Laporab Wartawan Tribun Lampung Dedi Sutomo
TRIBUNNEWS.COM, LAMPUNG - Pemantauan aktivitas Gunung Anak Krakatau (GAK) berada di Selat Sunda, Jumat (15/2/2019), mendapati adanya gempa tremor menerus (mikrotremor).
Berdasarkan data dari Magma VAR (vulkanik activity report) Badan Geologi, Pusat Vulkanologi Mitigasi Bencana Geologi Kementerian ESDM pos pemantaun GAK, gempa tremor teramati dengan amplitudo 1-10 mm (dominan 1-2 mm).
"Kami juga memantau adanya gempa vulkanik dalam sebanyak 42 kali dengan amplitude 10-17 mm, S-P : 0,5 - 8 detik dan durasi 0,4 - 12 detik. Ini pantauan sejak pagi hingga pukul 18.00 wib," kata petugas pos pantau GAK Suwarno di Desa Hargopancuran.
Dirinya mengatakan gempa tremor menerus (mikrotremor) kemungkinan karena terbukanya celah energi yang mendorong ke atas.
Tetapi untuk pemantauan secara visual ke GAK terhalang kabut. Sehingga tidak teramati adanya asap kawah.
Baca: Gunung Anak Krakatau Masih Berstatus Siaga, Ini Update Kondisi Terbaru
"Gunung tidak bisa terlihat karena tertutup kabut dan mendung. Sehingga tidak teramati apakah ada asap kawah," terang Suwarno.
Sampai dengan saat ini status GAK masih pada level III Siaga.

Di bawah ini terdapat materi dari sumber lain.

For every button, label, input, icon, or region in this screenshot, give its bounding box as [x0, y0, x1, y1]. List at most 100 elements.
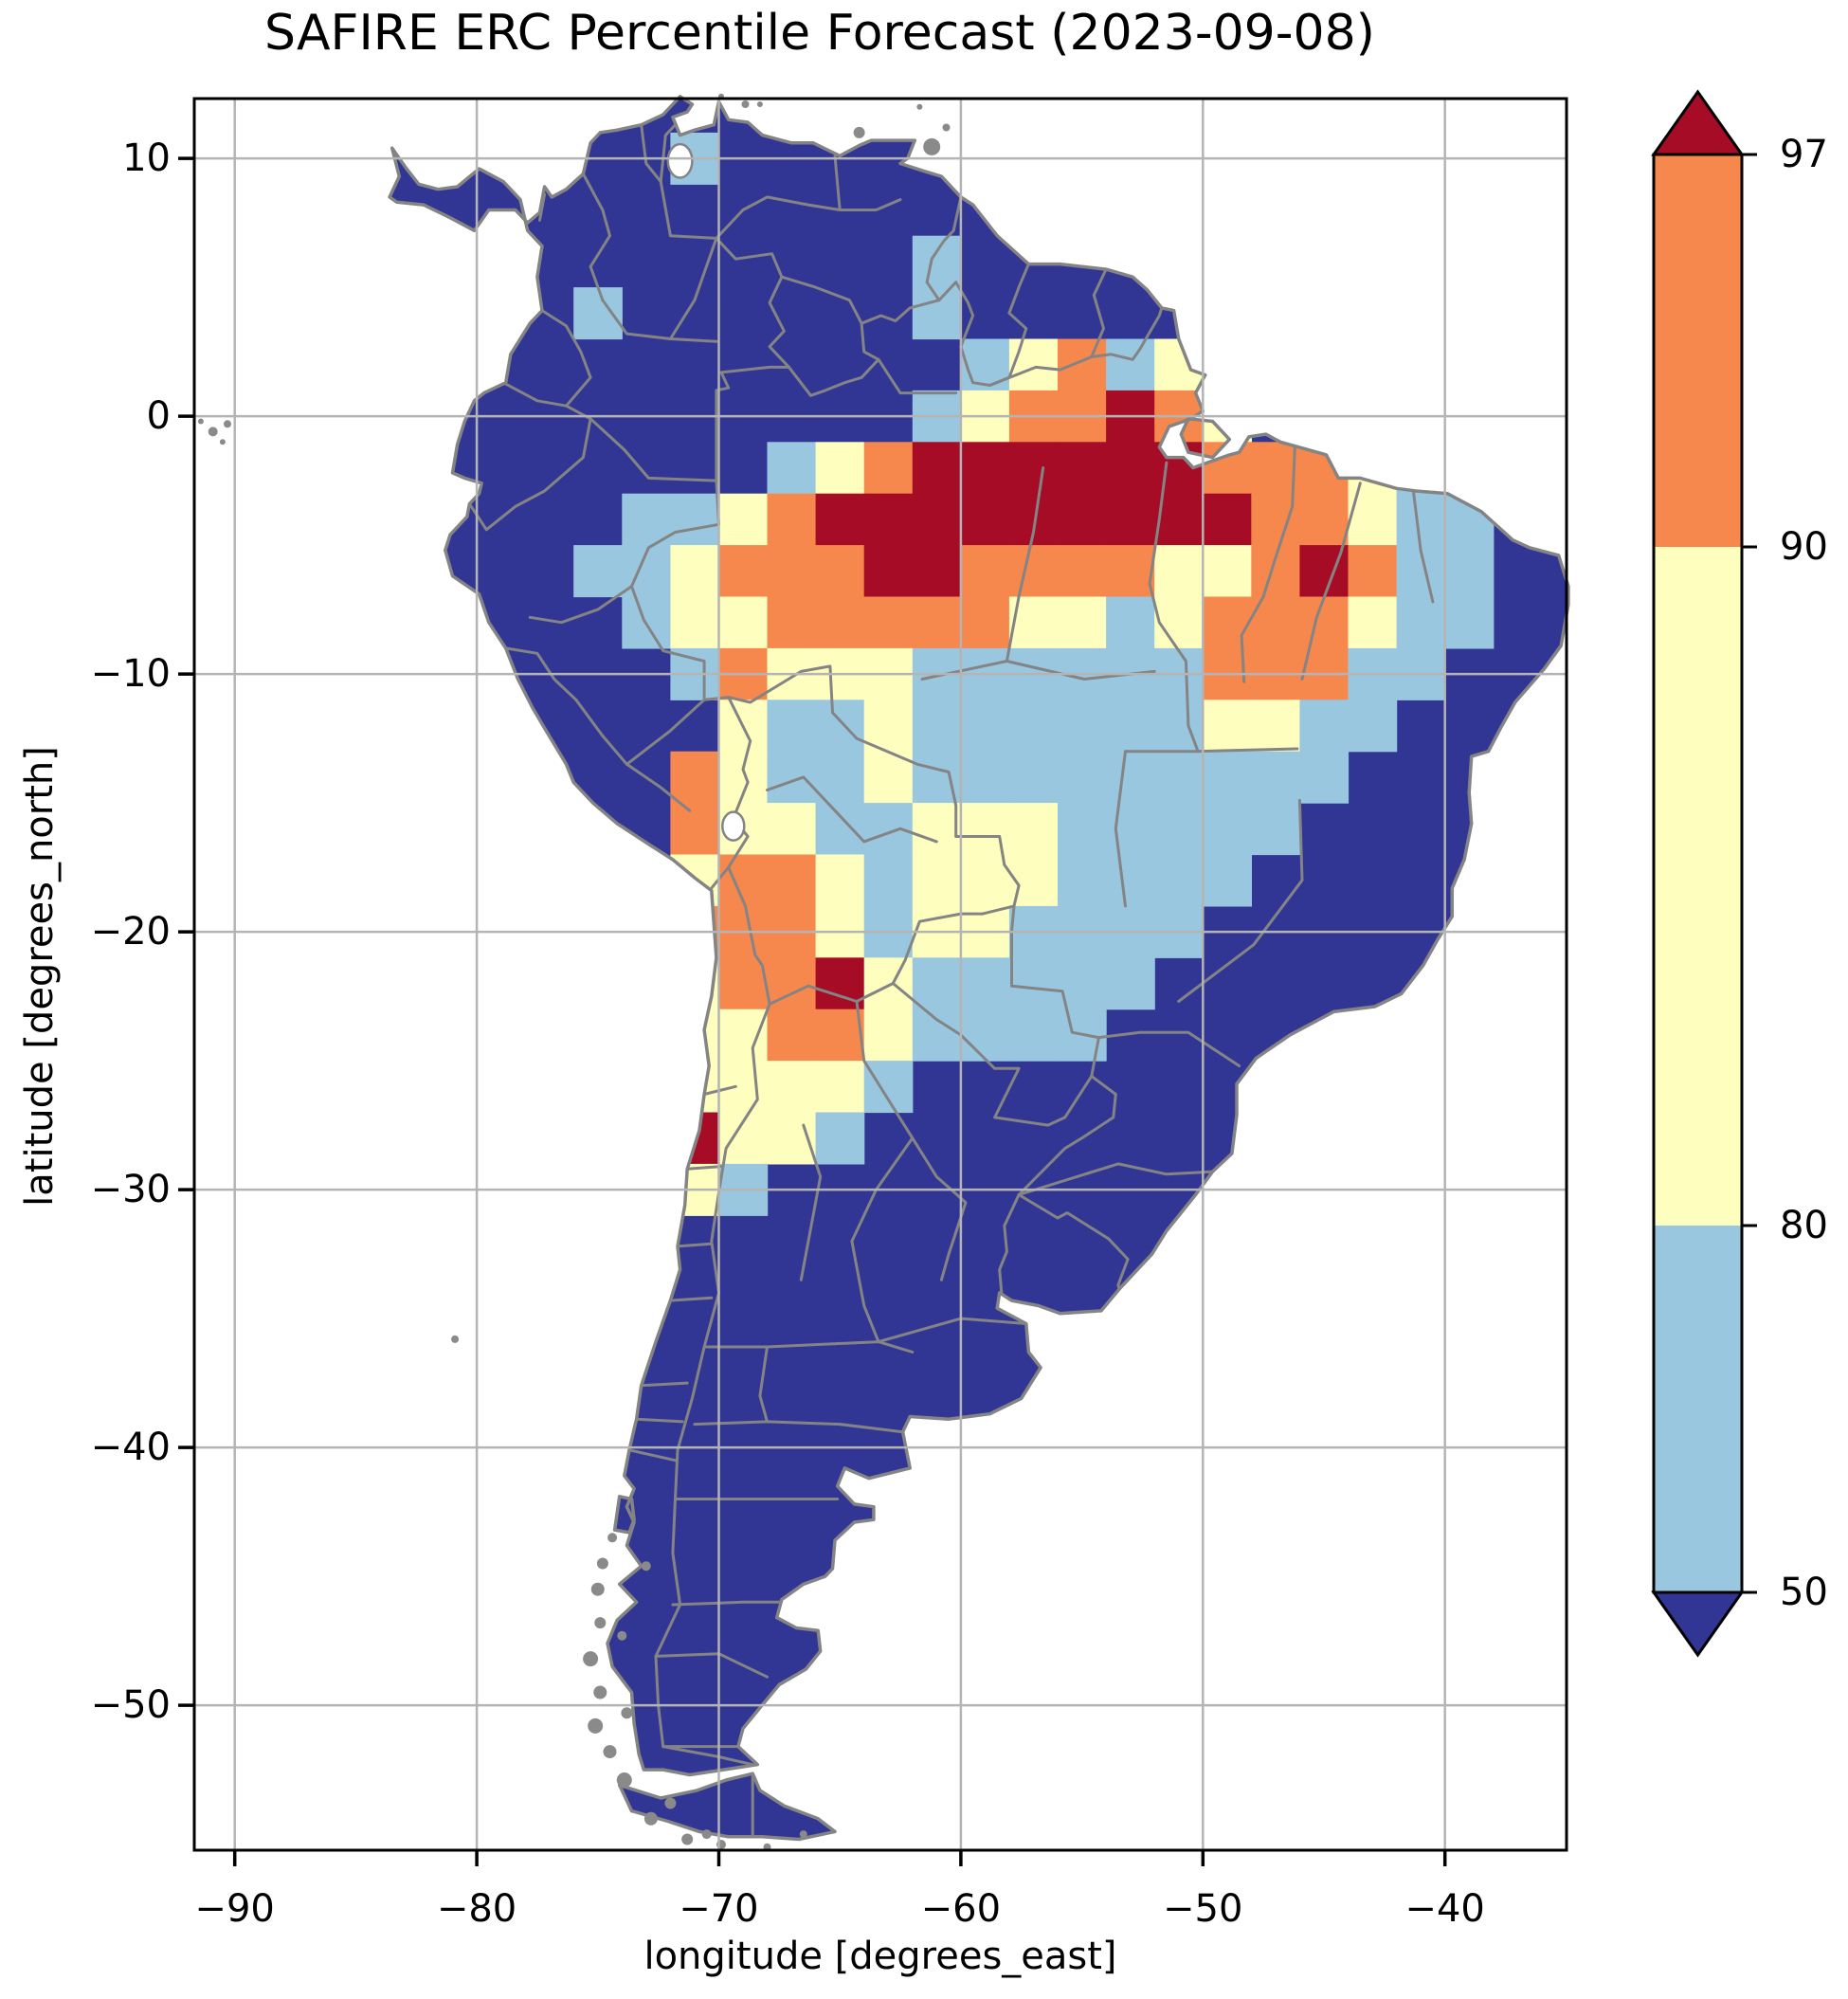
island-fjord	[594, 1617, 607, 1629]
island-margarita	[853, 126, 865, 138]
percentile-cell	[1058, 596, 1107, 649]
admin-border	[1090, 267, 1108, 358]
admin-border	[768, 982, 895, 1006]
percentile-cell	[863, 442, 914, 495]
percentile-cell	[960, 751, 1010, 804]
percentile-cell	[1203, 493, 1252, 546]
percentile-cell	[1251, 803, 1300, 856]
admin-border	[640, 1381, 689, 1388]
island-galapagos	[197, 418, 204, 425]
percentile-cell	[573, 287, 623, 340]
island-tobago	[942, 123, 951, 132]
admin-border	[1177, 798, 1304, 1003]
island-fjord	[616, 1772, 632, 1788]
percentile-cell	[670, 1061, 720, 1114]
percentile-cell	[815, 596, 865, 649]
percentile-cell	[767, 596, 817, 649]
island-grenada	[916, 103, 923, 110]
island-trinidad	[923, 137, 941, 155]
percentile-cell	[670, 1009, 720, 1062]
admin-border	[799, 1123, 823, 1281]
percentile-cell	[1058, 854, 1107, 907]
gridlines	[194, 99, 1567, 1850]
admin-border	[766, 775, 938, 844]
island-fjord	[590, 1582, 605, 1596]
percentile-cell	[863, 545, 914, 598]
island-fjord	[607, 1533, 618, 1543]
percentile-cell	[1058, 442, 1107, 495]
coastline	[612, 1495, 636, 1535]
percentile-cell	[622, 493, 671, 546]
admin-border	[693, 1420, 905, 1434]
x-tick-label: −60	[920, 1887, 1002, 1931]
admin-border	[668, 236, 718, 340]
admin-border	[1017, 1074, 1117, 1196]
island-bonaire	[756, 101, 763, 107]
percentile-cell	[1444, 596, 1495, 649]
y-tick-label: −10	[90, 652, 171, 697]
percentile-cell	[670, 803, 720, 856]
x-tick-label: −90	[194, 1887, 275, 1931]
percentile-cell	[912, 957, 962, 1010]
admin-border	[589, 365, 790, 482]
island-fjord	[583, 1651, 599, 1667]
percentile-cell	[1008, 803, 1059, 856]
admin-border	[540, 309, 592, 408]
percentile-cell	[718, 493, 769, 546]
admin-border	[1124, 747, 1299, 754]
percentile-cell	[573, 545, 623, 598]
percentile-cell	[815, 803, 865, 856]
island-juan-fernandez	[451, 1335, 460, 1343]
admin-border	[625, 698, 706, 766]
percentile-cell	[1008, 493, 1059, 546]
percentile-cell	[863, 854, 914, 907]
admin-border	[467, 417, 592, 532]
percentile-cell	[767, 442, 817, 495]
admin-border	[1017, 1193, 1130, 1298]
admin-border	[911, 1136, 968, 1281]
admin-border	[833, 154, 842, 211]
colorbar-tick-label: 80	[1780, 1204, 1828, 1247]
percentile-cell	[718, 596, 769, 649]
percentile-cell	[1106, 700, 1155, 753]
admin-border	[850, 1136, 915, 1344]
land-fill-layer	[390, 96, 1568, 1840]
map-plot	[178, 93, 1570, 1866]
admin-border	[998, 1193, 1021, 1299]
x-tick-label: −50	[1163, 1887, 1243, 1931]
percentile-cell	[767, 751, 817, 804]
admin-border	[891, 912, 985, 985]
percentile-cell	[1396, 442, 1446, 495]
admin-border	[702, 1340, 915, 1354]
percentile-cell	[912, 700, 962, 753]
percentile-cell	[1058, 751, 1107, 804]
percentile-cell	[718, 1061, 769, 1114]
lake-titicaca	[721, 810, 746, 842]
x-tick-label: −40	[1404, 1887, 1485, 1931]
percentile-cell	[767, 803, 817, 856]
admin-border	[1005, 466, 1045, 663]
percentile-cell	[1008, 338, 1059, 391]
colorbar-segment	[1654, 547, 1742, 1226]
coastline	[617, 1772, 837, 1842]
island-fjord	[701, 1829, 712, 1840]
percentile-cell	[815, 751, 865, 804]
percentile-cell	[767, 545, 817, 598]
admin-border	[1017, 1162, 1214, 1196]
colorbar	[1651, 89, 1757, 1658]
percentile-cell	[670, 751, 720, 804]
y-tick-label: −30	[90, 1168, 171, 1212]
island-galapagos	[224, 420, 231, 428]
colorbar-segment	[1654, 154, 1742, 547]
percentile-cell	[1106, 338, 1155, 391]
percentile-cell	[670, 596, 720, 649]
admin-border	[788, 299, 941, 397]
percentile-cell	[1203, 854, 1252, 907]
admin-border	[685, 1165, 723, 1171]
admin-border	[1240, 445, 1296, 683]
admin-border	[630, 479, 731, 701]
percentile-cell	[1203, 803, 1252, 856]
percentile-cell	[1106, 442, 1155, 495]
island-curacao	[741, 100, 750, 108]
admin-border	[715, 195, 902, 240]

Para pengunjung dan juga nelayan dilarang mendekati gunung api yang ada di selat Sunda itu pada radius 5 kilometer.
GAK sendiri pada akhir tahun 2018 lalu mengalami erupsi besar yang memicu terjadinya tsunami Selat Sunda pada 22 Desember 2018 yang meluluhlantahkan pesisir Lampung Selatan dan Banten.
Pasca mengalami erupsi besar, GAK mengalami perubahan bentuk fisik.
Dimana saat ini ketinggian gunung api yang tumbuh kembali di kaldera induknya yang meletus pada 1883 silam itu tinggal 110 mdpl (meter dari permukaan laut).
Sebelum erupsi besar, ketinggian GAK mencapai 338 mdpl.
Erupsi besar yang membuat sebagian besar badan gunung longsor ke laut inilah yang menjadi pemicu terjadinya tsunami Selat Sunda pada 22 Desember 2018.